Receiver operating characteristic curves displaying the ability of plasma levels of sRAGE N and S100A12 N to predict the occurrence of ALI. The AUCs of sRAGEN and S100A12N for ALI were 0.775 (95% CI, 0.626 to 0.924) and 0.714 (95% CI, 0.539 to 0.889), respectively. ALI, acute lung injury; AUC, area under the curve.

Plasma sRAGE and S100A12 predict the severity of acute lung injury and clinical outcomes

Higher levels of plasma sRAGEN and S100A12N immediately after CPB were significantly associated with more-severe ALI, as reflected by the measurement of pulmonary physiology, including the PaO2/FiO2 ratio on the first 2 days (Figure 4A and 4B for the first day; sRAGEN: r = -0.404; P = 0.002; S100A12N: r = -0.56; P < 0.001; Figure 4C and 4D for the second day: sRAGEN: r = -0.448; P < 0.001; S100A12N: r = -0.489; P < 0.001), as well as radiographic LIS (Figure 4E and 4F; P < 0.01). After adjusting for age, weight, sex, operation time, and CPB time in a multiple linear regression model, we found that sRAGEN but not S100A12N levels immediately after CPB were independently associated with the PaO2/FiO2 ratio on the second day (B = -2.153; 95% CI, -0.559 to -3.747; P = 0.009); however, none of them was associated with the ratio within 24 hours after surgery.
Figure 4
Figure 4

Plasma sRAGE N and S100A12 N levels immediately after CPB reflecting the PaO 2 /FiO 2 ratio (A-D) and radiographic LIS (E, F).
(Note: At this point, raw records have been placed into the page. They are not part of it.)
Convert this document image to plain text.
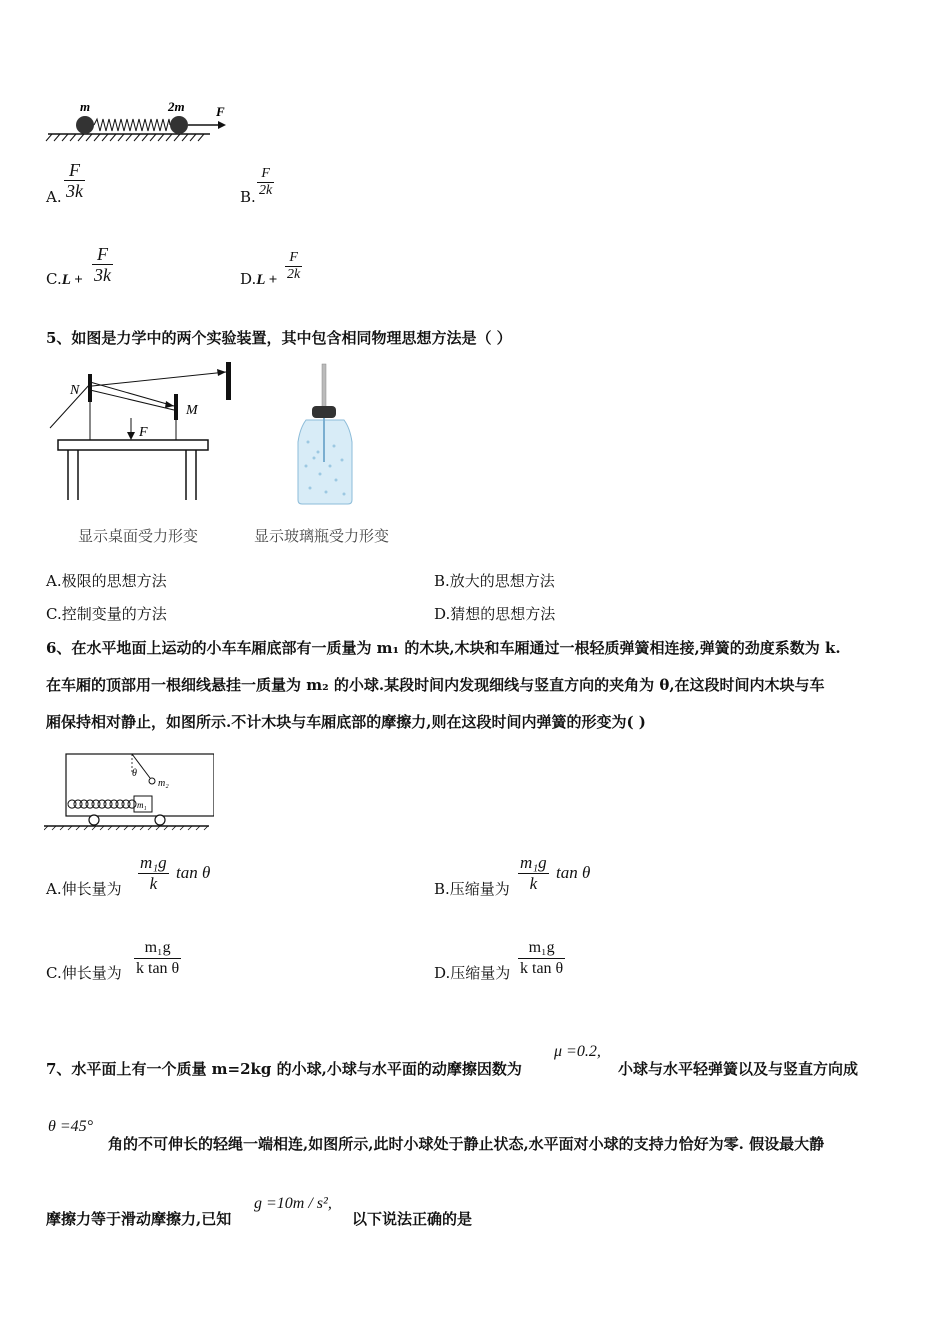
m	2m F
A. $\frac{F}{3k}$	B. $\frac{F}{2k}$
$C.L + \frac{F}{3k}$	$D.L + \frac{F}{2k}$
5、如图是力学中的两个实验装置，其中包含相同物理思想方法是（ ）
N
M
F
显示桌面受力形变	显示玻璃瓶受力形变
A.极限的思想方法	B.放大的思想方法
C.控制变量的方法	D.猜想的思想方法
6、在水平地面上运动的小车车厢底部有一质量为 m₁ 的木块,木块和车厢通过一根轻质弹簧相连接,弹簧的劲度系数为 k.
在车厢的顶部用一根细线悬挂一质量为 m₂ 的小球.某段时间内发现细线与竖直方向的夹角为 θ,在这段时间内木块与车
厢保持相对静止，如图所示.不计木块与车厢底部的摩擦力,则在这段时间内弹簧的形变为( )
θ
m₂
m₁
A.伸长量为 $\frac{\text{m₁g}}{k}$ tan θ
B.压缩量为 $\frac{\text{m₁g}}{k}$ tan θ
C.伸长量为 $\frac{\text{m₁g}}{\text{k tan θ}}$	D.压缩量为 $\frac{\text{m₁g}}{\text{k tan θ}}$
7、水平面上有一个质量 m=2kg 的小球,小球与水平面的动摩擦因数为
μ =0.2,
小球与水平轻弹簧以及与竖直方向成
θ =45°
角的不可伸长的轻绳一端相连,如图所示,此时小球处于静止状态,水平面对小球的支持力恰好为零. 假设最大静
摩擦力等于滑动摩擦力,已知
g =10m / s²,
以下说法正确的是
LIS, lung-injury score.

Likewise, elevated sRAGEN and S100A12N levels were correlated with longer MV time (Figure 5A and 5B; sRAGEN: r = 0.405; P = 0.002; S100A12N: r = 0.322; P = 0.014), surgical ICU LOS (Figure 5C and 5D; sRAGEN: r = 0.421; P = 0.001; S100A12N: r = 0.365; P = 0.005) and hospital LOS (Figure 5E and 5F; sRAGEN: r = 0.329; P = 0.012; S100A12N: r = 0.471; P = 0.001).
Figure 5
Figure 5

Scatterplot displaying the relation between plasma sRAGE N and S100A12 N levels immediately after CPB and the clinical outcomes. The mechanical ventilation time (A, B), the ICU LOS (C, D), and the hospital LOS (E, F) are shown.


In this prospective pilot study of the kinetics of plasma sRAGE and S100A12 levels in infants and young children undergoing cardiac surgery with CPB, we found that plasma concentrations of sRAGE and S100A12 remarkably increased immediately after CPB. The elevated levels were correlated with the severity of ALI and clinical outcomes of cardiac surgery with CPB and plasma sRAGE was a reliable early predictor for the occurrence of ALI after cardiac surgery.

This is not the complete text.